The causes are numerous, as is the case with any deep-rooted problem. There is little point in assigning blame exclusively to workers, business owners, politicians, bureaucrats, public services, or labor legislation, even though all bear some degree of responsibility. The criticism directed at each group contains elements of truth, but none of them, on their own, explains the problem. This allows commentators to defend whichever narrative suits them best, criticizing their preferred targets while reaching conclusions that may be completely opposite to those of others, yet all containing some measure of truth.

Even so, one factor lies at the heart of the discussion: the lack of capital, including human capital. We are all born with fairly similar physical abilities. What makes Swiss workers more productive than Portuguese workers, and Portuguese workers more productive than Mexican workers, is the quality of the tools, infrastructure, and knowledge available to them. This also explains both the truth and the emptiness of one of Portugal’s favorite clichés: “Our workers are excellent because they perform extremely well when they move abroad.” That statement is about as insightful as saying, “I’m late, but if I had a car, I’d arrive on time.”

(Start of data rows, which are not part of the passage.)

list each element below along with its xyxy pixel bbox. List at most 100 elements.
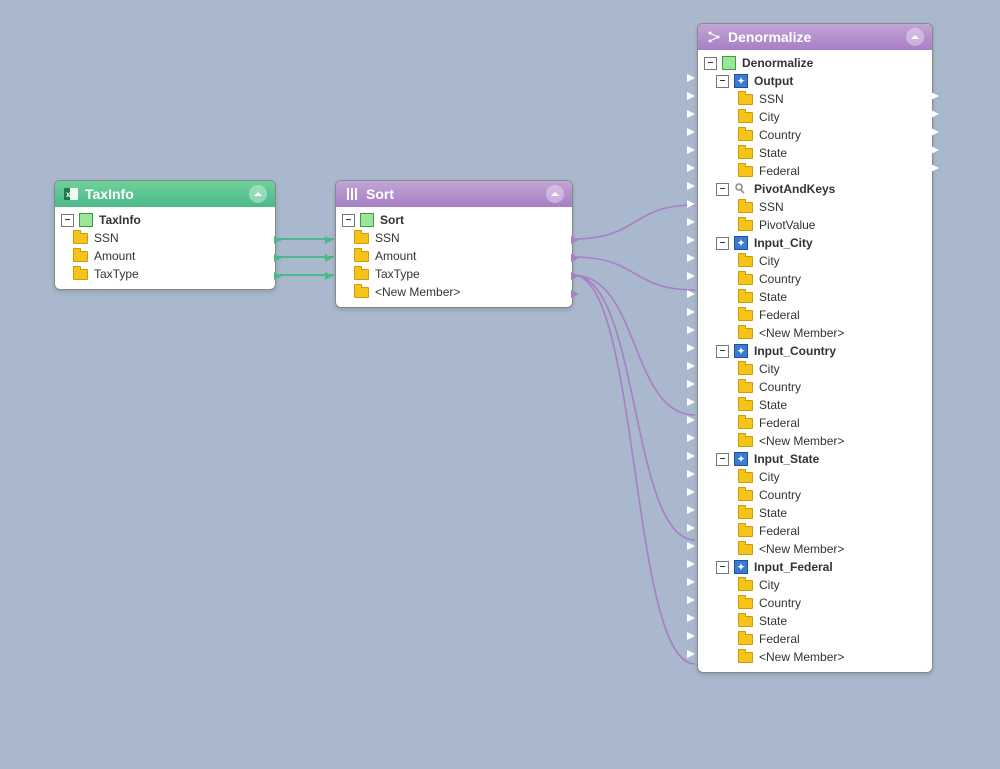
input-port[interactable] (687, 524, 697, 531)
input-port[interactable] (687, 254, 697, 261)
field-row[interactable]: City (698, 252, 932, 270)
input-port[interactable] (687, 92, 697, 99)
collapse-toggle[interactable]: – (716, 453, 729, 466)
node-sort-header[interactable]: Sort (336, 181, 572, 207)
input-port[interactable] (687, 182, 697, 189)
collapse-toggle[interactable]: – (716, 183, 729, 196)
input-port[interactable] (687, 560, 697, 567)
collapse-toggle[interactable]: – (716, 561, 729, 574)
output-port[interactable] (274, 254, 284, 261)
output-port[interactable] (571, 254, 581, 261)
field-row[interactable]: Federal (698, 630, 932, 648)
input-port[interactable] (687, 74, 697, 81)
node-taxinfo-header[interactable]: x TaxInfo (55, 181, 275, 207)
field-row[interactable]: <New Member> (698, 324, 932, 342)
node-denormalize[interactable]: Denormalize – Denormalize –✦OutputSSNCit… (697, 23, 933, 673)
field-row[interactable]: TaxType (336, 265, 572, 283)
field-row[interactable]: State (698, 396, 932, 414)
input-port[interactable] (687, 110, 697, 117)
output-port[interactable] (274, 272, 284, 279)
field-row[interactable]: SSN (55, 229, 275, 247)
output-port[interactable] (571, 272, 581, 279)
input-port[interactable] (687, 290, 697, 297)
input-port[interactable] (687, 578, 697, 585)
field-row[interactable]: City (698, 576, 932, 594)
field-row[interactable]: Federal (698, 162, 932, 180)
section-row[interactable]: –✦Input_State (698, 450, 932, 468)
collapse-toggle[interactable]: – (704, 57, 717, 70)
input-port[interactable] (687, 470, 697, 477)
field-row[interactable]: State (698, 144, 932, 162)
input-port[interactable] (325, 236, 335, 243)
field-row[interactable]: Federal (698, 306, 932, 324)
input-port[interactable] (687, 380, 697, 387)
field-row[interactable]: City (698, 360, 932, 378)
node-sort[interactable]: Sort – Sort SSNAmountTaxType<New Member> (335, 180, 573, 308)
field-row[interactable]: Country (698, 126, 932, 144)
collapse-button[interactable] (249, 185, 267, 203)
field-row[interactable]: <New Member> (698, 540, 932, 558)
field-row[interactable]: Federal (698, 414, 932, 432)
input-port[interactable] (687, 308, 697, 315)
section-row[interactable]: –PivotAndKeys (698, 180, 932, 198)
field-row[interactable]: <New Member> (336, 283, 572, 301)
collapse-toggle[interactable]: – (61, 214, 74, 227)
input-port[interactable] (687, 452, 697, 459)
field-row[interactable]: Federal (698, 522, 932, 540)
input-port[interactable] (687, 326, 697, 333)
output-port[interactable] (571, 236, 581, 243)
node-denormalize-header[interactable]: Denormalize (698, 24, 932, 50)
input-port[interactable] (687, 146, 697, 153)
output-port[interactable] (931, 164, 941, 171)
field-row[interactable]: City (698, 108, 932, 126)
output-port[interactable] (274, 236, 284, 243)
field-row[interactable]: Amount (55, 247, 275, 265)
output-port[interactable] (931, 92, 941, 99)
section-row[interactable]: –✦Input_Country (698, 342, 932, 360)
field-row[interactable]: SSN (698, 198, 932, 216)
diagram-canvas[interactable]: { "nodes": { "taxinfo": { "title": "TaxI… (0, 0, 1000, 769)
input-port[interactable] (325, 272, 335, 279)
field-row[interactable]: SSN (698, 90, 932, 108)
output-port[interactable] (931, 146, 941, 153)
input-port[interactable] (687, 614, 697, 621)
field-row[interactable]: <New Member> (698, 648, 932, 666)
input-port[interactable] (687, 164, 697, 171)
output-port[interactable] (931, 110, 941, 117)
field-row[interactable]: Country (698, 594, 932, 612)
field-row[interactable]: City (698, 468, 932, 486)
tree-root[interactable]: – TaxInfo (55, 211, 275, 229)
input-port[interactable] (687, 200, 697, 207)
input-port[interactable] (687, 218, 697, 225)
field-row[interactable]: Country (698, 486, 932, 504)
input-port[interactable] (687, 542, 697, 549)
input-port[interactable] (325, 254, 335, 261)
field-row[interactable]: Amount (336, 247, 572, 265)
field-row[interactable]: <New Member> (698, 432, 932, 450)
section-row[interactable]: –✦Output (698, 72, 932, 90)
input-port[interactable] (687, 650, 697, 657)
section-row[interactable]: –✦Input_City (698, 234, 932, 252)
field-row[interactable]: Country (698, 270, 932, 288)
field-row[interactable]: SSN (336, 229, 572, 247)
input-port[interactable] (687, 362, 697, 369)
input-port[interactable] (687, 632, 697, 639)
field-row[interactable]: Country (698, 378, 932, 396)
output-port[interactable] (571, 290, 581, 297)
tree-root[interactable]: – Denormalize (698, 54, 932, 72)
input-port[interactable] (687, 416, 697, 423)
input-port[interactable] (687, 488, 697, 495)
section-row[interactable]: –✦Input_Federal (698, 558, 932, 576)
input-port[interactable] (687, 596, 697, 603)
node-taxinfo[interactable]: x TaxInfo – TaxInfo SSNAmountTaxType (54, 180, 276, 290)
collapse-toggle[interactable]: – (342, 214, 355, 227)
collapse-button[interactable] (906, 28, 924, 46)
output-port[interactable] (931, 128, 941, 135)
collapse-toggle[interactable]: – (716, 237, 729, 250)
input-port[interactable] (687, 272, 697, 279)
tree-root[interactable]: – Sort (336, 211, 572, 229)
field-row[interactable]: PivotValue (698, 216, 932, 234)
input-port[interactable] (687, 236, 697, 243)
input-port[interactable] (687, 398, 697, 405)
input-port[interactable] (687, 506, 697, 513)
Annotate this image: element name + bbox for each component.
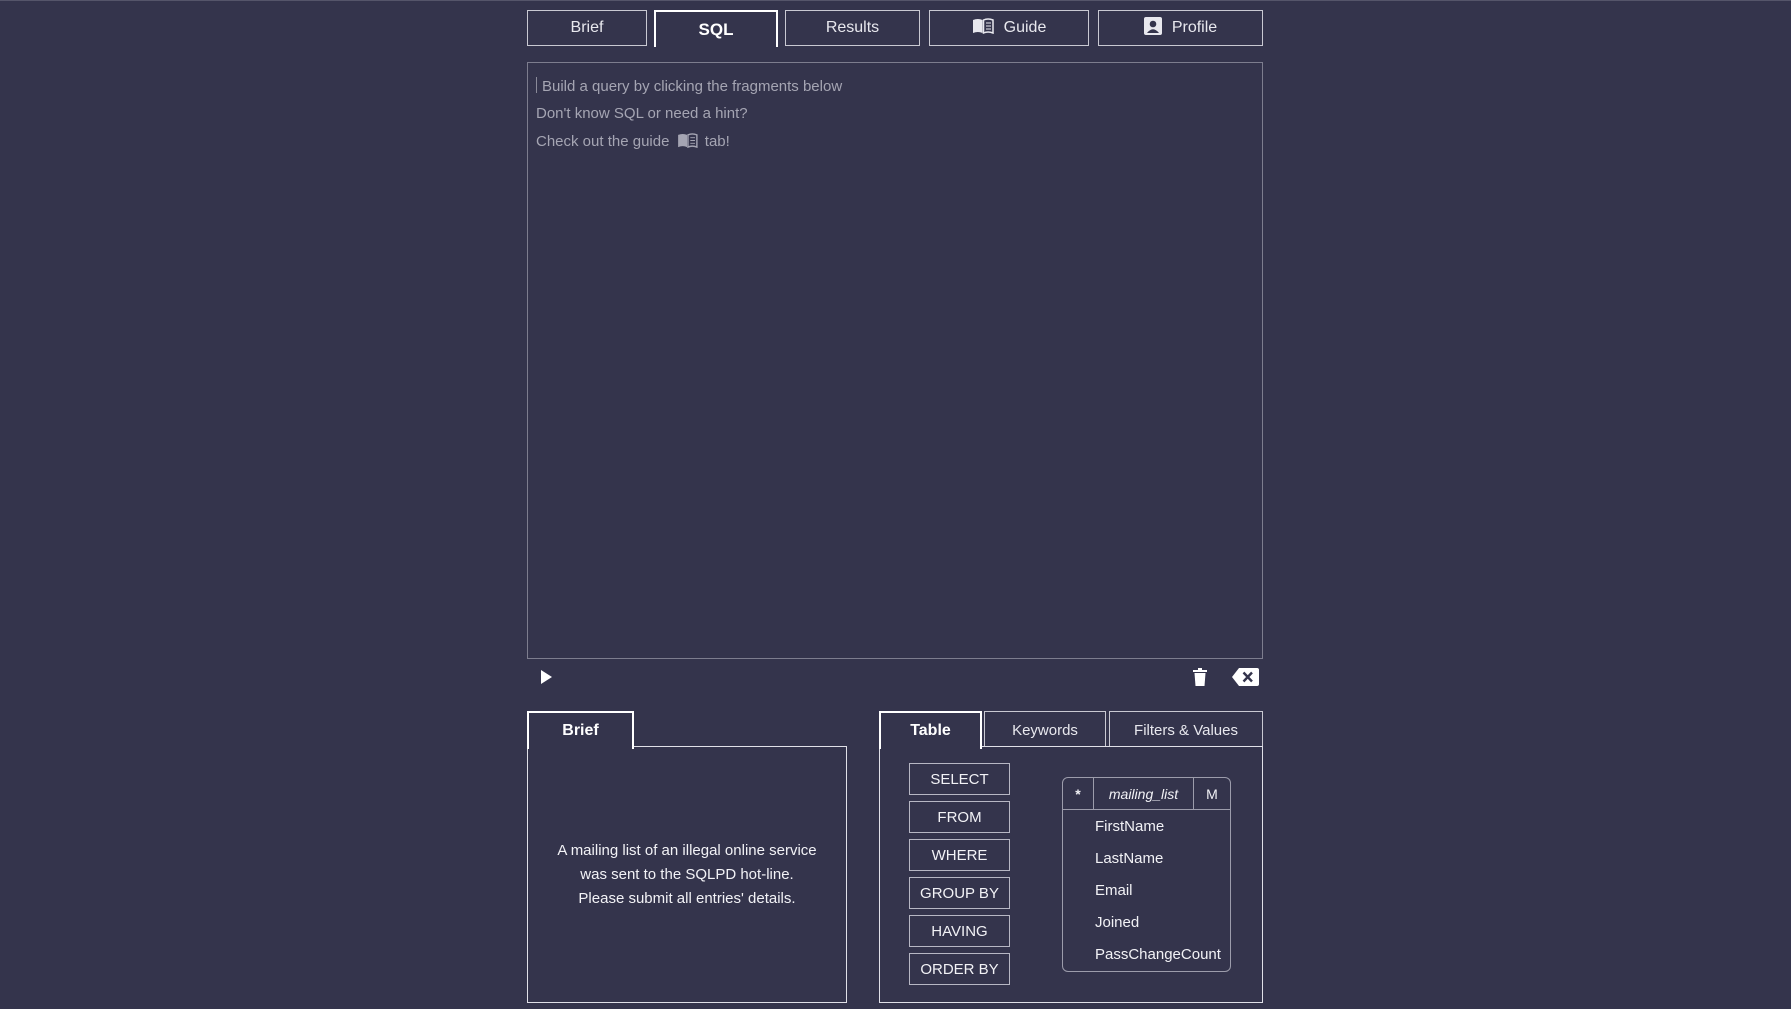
table-m-button[interactable]: M [1194, 778, 1230, 809]
keyword-where-button[interactable]: WHERE [909, 839, 1010, 871]
tab-filters-values[interactable]: Filters & Values [1109, 711, 1263, 748]
tab-guide[interactable]: Guide [929, 10, 1089, 46]
tab-brief-label: Brief [570, 19, 604, 36]
tab-results[interactable]: Results [785, 10, 920, 46]
tab-guide-label: Guide [1003, 19, 1047, 36]
run-query-button[interactable] [536, 668, 556, 690]
tab-profile[interactable]: Profile [1098, 10, 1263, 46]
backspace-icon [1231, 667, 1259, 691]
fragments-panel: SELECT FROM WHERE GROUP BY HAVING ORDER … [879, 746, 1263, 1003]
backspace-button[interactable] [1231, 667, 1259, 691]
tab-brief-panel-label: Brief [562, 722, 599, 739]
editor-placeholder-line3: Check out the guide tab! [536, 133, 730, 152]
play-icon [539, 669, 553, 690]
keyword-order-by-button[interactable]: ORDER BY [909, 953, 1010, 985]
keyword-select-button[interactable]: SELECT [909, 763, 1010, 795]
keyword-having-button[interactable]: HAVING [909, 915, 1010, 947]
table-card-header: * mailing_list M [1063, 778, 1230, 810]
column-firstname[interactable]: FirstName [1095, 818, 1164, 835]
window-top-border [0, 0, 1791, 1]
book-icon [677, 133, 698, 152]
brief-panel: A mailing list of an illegal online serv… [527, 746, 847, 1003]
delete-query-button[interactable] [1190, 667, 1210, 691]
tab-results-label: Results [825, 19, 880, 36]
trash-icon [1193, 667, 1207, 691]
profile-icon [1143, 16, 1162, 40]
brief-description: A mailing list of an illegal online serv… [557, 842, 817, 907]
editor-placeholder-line1: Build a query by clicking the fragments … [536, 77, 842, 95]
tab-keywords[interactable]: Keywords [984, 711, 1106, 748]
tab-brief[interactable]: Brief [527, 10, 647, 46]
table-card-mailing-list: * mailing_list M FirstName LastName Emai… [1062, 777, 1231, 972]
tab-filters-values-label: Filters & Values [1134, 721, 1238, 739]
table-name-button[interactable]: mailing_list [1094, 778, 1194, 809]
keyword-group-by-button[interactable]: GROUP BY [909, 877, 1010, 909]
tab-brief-panel[interactable]: Brief [527, 711, 634, 749]
keyword-from-button[interactable]: FROM [909, 801, 1010, 833]
tab-keywords-label: Keywords [1012, 721, 1078, 739]
tab-sql[interactable]: SQL [654, 10, 778, 47]
column-lastname[interactable]: LastName [1095, 850, 1163, 867]
column-joined[interactable]: Joined [1095, 914, 1139, 931]
column-passchangecount[interactable]: PassChangeCount [1095, 946, 1221, 963]
tab-table-label: Table [910, 722, 951, 739]
book-icon [972, 17, 994, 39]
text-caret [536, 77, 537, 93]
editor-placeholder-line2: Don't know SQL or need a hint? [536, 105, 748, 122]
sql-editor[interactable]: Build a query by clicking the fragments … [527, 62, 1263, 659]
tab-sql-label: SQL [698, 19, 734, 39]
tab-profile-label: Profile [1171, 19, 1218, 36]
column-email[interactable]: Email [1095, 882, 1133, 899]
tab-table[interactable]: Table [879, 711, 982, 749]
select-all-columns-button[interactable]: * [1063, 778, 1094, 809]
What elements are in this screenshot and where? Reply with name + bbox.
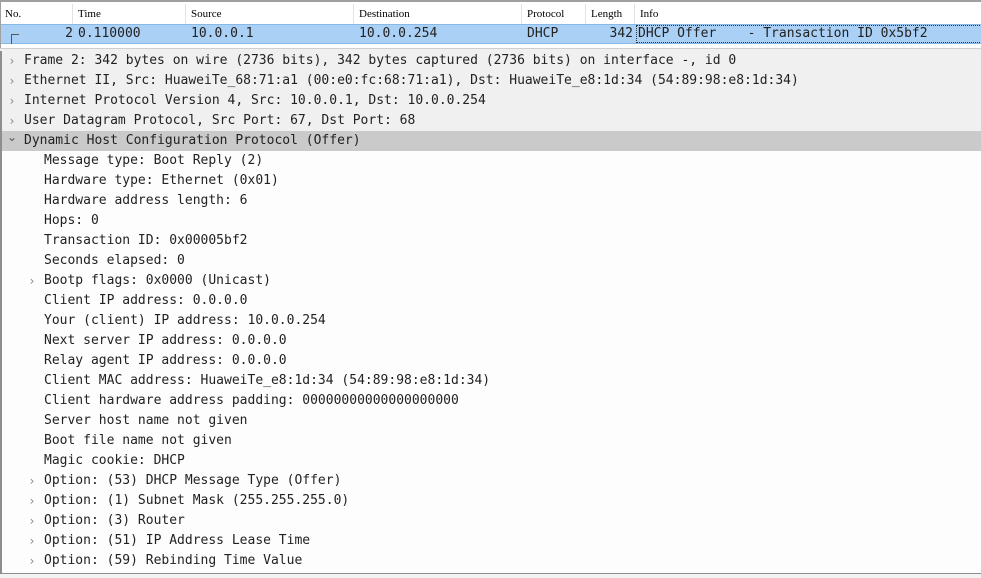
tree-item-label: Client MAC address: HuaweiTe_e8:1d:34 (5… [44, 373, 491, 388]
tree-item-label: Option: (1) Subnet Mask (255.255.255.0) [44, 493, 350, 508]
chevron-right-icon[interactable]: › [26, 511, 38, 531]
tree-item-field[interactable]: Next server IP address: 0.0.0.0 [2, 331, 981, 351]
tree-item-field[interactable]: Hardware address length: 6 [2, 191, 981, 211]
packet-row[interactable]: 2 0.110000 10.0.0.1 10.0.0.254 DHCP 342 … [1, 24, 981, 44]
column-header-length[interactable]: Length [587, 4, 635, 24]
packet-destination: 10.0.0.254 [359, 26, 438, 41]
chevron-right-icon[interactable]: › [6, 71, 18, 91]
tree-item-field[interactable]: Your (client) IP address: 10.0.0.254 [2, 311, 981, 331]
tree-item-field[interactable]: Hops: 0 [2, 211, 981, 231]
tree-item-field[interactable]: Magic cookie: DHCP [2, 451, 981, 471]
tree-item-label: Ethernet II, Src: HuaweiTe_68:71:a1 (00:… [24, 73, 799, 88]
packet-list-header: No. Time Source Destination Protocol Len… [1, 4, 981, 24]
tree-item-protocol[interactable]: › User Datagram Protocol, Src Port: 67, D… [2, 111, 981, 131]
tree-item-label: Dynamic Host Configuration Protocol (Off… [24, 133, 361, 148]
tree-item-field[interactable]: › Option: (51) IP Address Lease Time [2, 531, 981, 551]
tree-item-field[interactable]: Client MAC address: HuaweiTe_e8:1d:34 (5… [2, 371, 981, 391]
tree-item-label: Option: (3) Router [44, 513, 185, 528]
packet-info: DHCP Offer - Transaction ID 0x5bf2 [636, 25, 981, 43]
tree-item-label: Server host name not given [44, 413, 248, 428]
tree-item-field[interactable]: › Option: (53) DHCP Message Type (Offer) [2, 471, 981, 491]
tree-item-label: Client hardware address padding: 0000000… [44, 393, 459, 408]
tree-item-field[interactable]: Relay agent IP address: 0.0.0.0 [2, 351, 981, 371]
chevron-right-icon[interactable]: › [26, 491, 38, 511]
packet-length: 342 [609, 26, 633, 41]
tree-item-field[interactable]: Client IP address: 0.0.0.0 [2, 291, 981, 311]
tree-item-field[interactable]: Seconds elapsed: 0 [2, 251, 981, 271]
column-header-info[interactable]: Info [636, 4, 981, 24]
column-header-protocol[interactable]: Protocol [523, 4, 586, 24]
tree-item-field[interactable]: Server host name not given [2, 411, 981, 431]
chevron-down-icon[interactable]: ⌄ [6, 127, 18, 147]
tree-item-label: Option: (53) DHCP Message Type (Offer) [44, 473, 342, 488]
tree-item-label: Option: (51) IP Address Lease Time [44, 533, 311, 548]
packet-time: 0.110000 [78, 26, 141, 41]
tree-item-protocol[interactable]: ⌄ Dynamic Host Configuration Protocol (Of… [2, 130, 981, 151]
tree-item-field[interactable]: Hardware type: Ethernet (0x01) [2, 171, 981, 191]
tree-item-protocol[interactable]: › Frame 2: 342 bytes on wire (2736 bits),… [2, 51, 981, 71]
tree-item-protocol[interactable]: › Internet Protocol Version 4, Src: 10.0.… [2, 91, 981, 111]
chevron-right-icon[interactable]: › [26, 471, 38, 491]
tree-item-label: Internet Protocol Version 4, Src: 10.0.0… [24, 93, 486, 108]
chevron-right-icon[interactable]: › [6, 91, 18, 111]
tree-item-label: Client IP address: 0.0.0.0 [44, 293, 248, 308]
tree-connector-icon [11, 34, 19, 44]
tree-item-field[interactable]: Boot file name not given [2, 431, 981, 451]
tree-item-label: Magic cookie: DHCP [44, 453, 185, 468]
packet-source: 10.0.0.1 [191, 26, 254, 41]
chevron-right-icon[interactable]: › [6, 51, 18, 71]
tree-item-label: Hops: 0 [44, 213, 99, 228]
tree-item-label: Next server IP address: 0.0.0.0 [44, 333, 287, 348]
packet-protocol: DHCP [527, 26, 559, 41]
column-header-no[interactable]: No. [1, 4, 73, 24]
tree-item-field[interactable]: Transaction ID: 0x00005bf2 [2, 231, 981, 251]
chevron-right-icon[interactable]: › [26, 531, 38, 551]
tree-item-label: Message type: Boot Reply (2) [44, 153, 264, 168]
tree-item-label: Frame 2: 342 bytes on wire (2736 bits), … [24, 53, 737, 68]
tree-item-label: Option: (59) Rebinding Time Value [44, 553, 303, 568]
tree-item-label: Seconds elapsed: 0 [44, 253, 185, 268]
tree-item-field[interactable]: › Bootp flags: 0x0000 (Unicast) [2, 271, 981, 291]
pane-bottom-border [0, 573, 981, 578]
tree-item-label: Boot file name not given [44, 433, 232, 448]
packet-list[interactable]: No. Time Source Destination Protocol Len… [0, 0, 981, 48]
chevron-right-icon[interactable]: › [26, 271, 38, 291]
tree-item-label: Your (client) IP address: 10.0.0.254 [44, 313, 326, 328]
tree-item-field[interactable]: › Option: (1) Subnet Mask (255.255.255.0) [2, 491, 981, 511]
column-header-destination[interactable]: Destination [355, 4, 522, 24]
tree-item-field[interactable]: Message type: Boot Reply (2) [2, 151, 981, 171]
packet-details-tree[interactable]: › Frame 2: 342 bytes on wire (2736 bits),… [0, 51, 981, 573]
tree-item-label: Transaction ID: 0x00005bf2 [44, 233, 248, 248]
chevron-right-icon[interactable]: › [26, 551, 38, 571]
tree-item-field[interactable]: › Option: (59) Rebinding Time Value [2, 551, 981, 571]
packet-no: 2 [65, 26, 73, 41]
tree-item-protocol[interactable]: › Ethernet II, Src: HuaweiTe_68:71:a1 (00… [2, 71, 981, 91]
tree-item-label: Hardware address length: 6 [44, 193, 248, 208]
tree-item-label: User Datagram Protocol, Src Port: 67, Ds… [24, 113, 416, 128]
column-header-source[interactable]: Source [187, 4, 354, 24]
tree-item-label: Hardware type: Ethernet (0x01) [44, 173, 279, 188]
tree-item-field[interactable]: Client hardware address padding: 0000000… [2, 391, 981, 411]
tree-item-label: Relay agent IP address: 0.0.0.0 [44, 353, 287, 368]
tree-item-label: Bootp flags: 0x0000 (Unicast) [44, 273, 271, 288]
tree-item-field[interactable]: › Option: (3) Router [2, 511, 981, 531]
column-header-time[interactable]: Time [74, 4, 186, 24]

The problem lies with capital because, fundamentally, we do not like capital. Portugal has low savings, high levels of debt, and insufficient investment in workforce training. Public opinion routinely attacks “big capital,” is suspicious of business owners, and views finance with distrust. Obstacles to investment continue to multiply, while producers face an endless stream of inspections, regulations, ordinances, and administrative burdens.

The reason productivity remains low is simple: we do not genuinely want to increase it. Anyone who proposes measures capable of raising productivity is often criticized by the very same people who have spent the past few days lamenting Portugal’s poor productivity performance.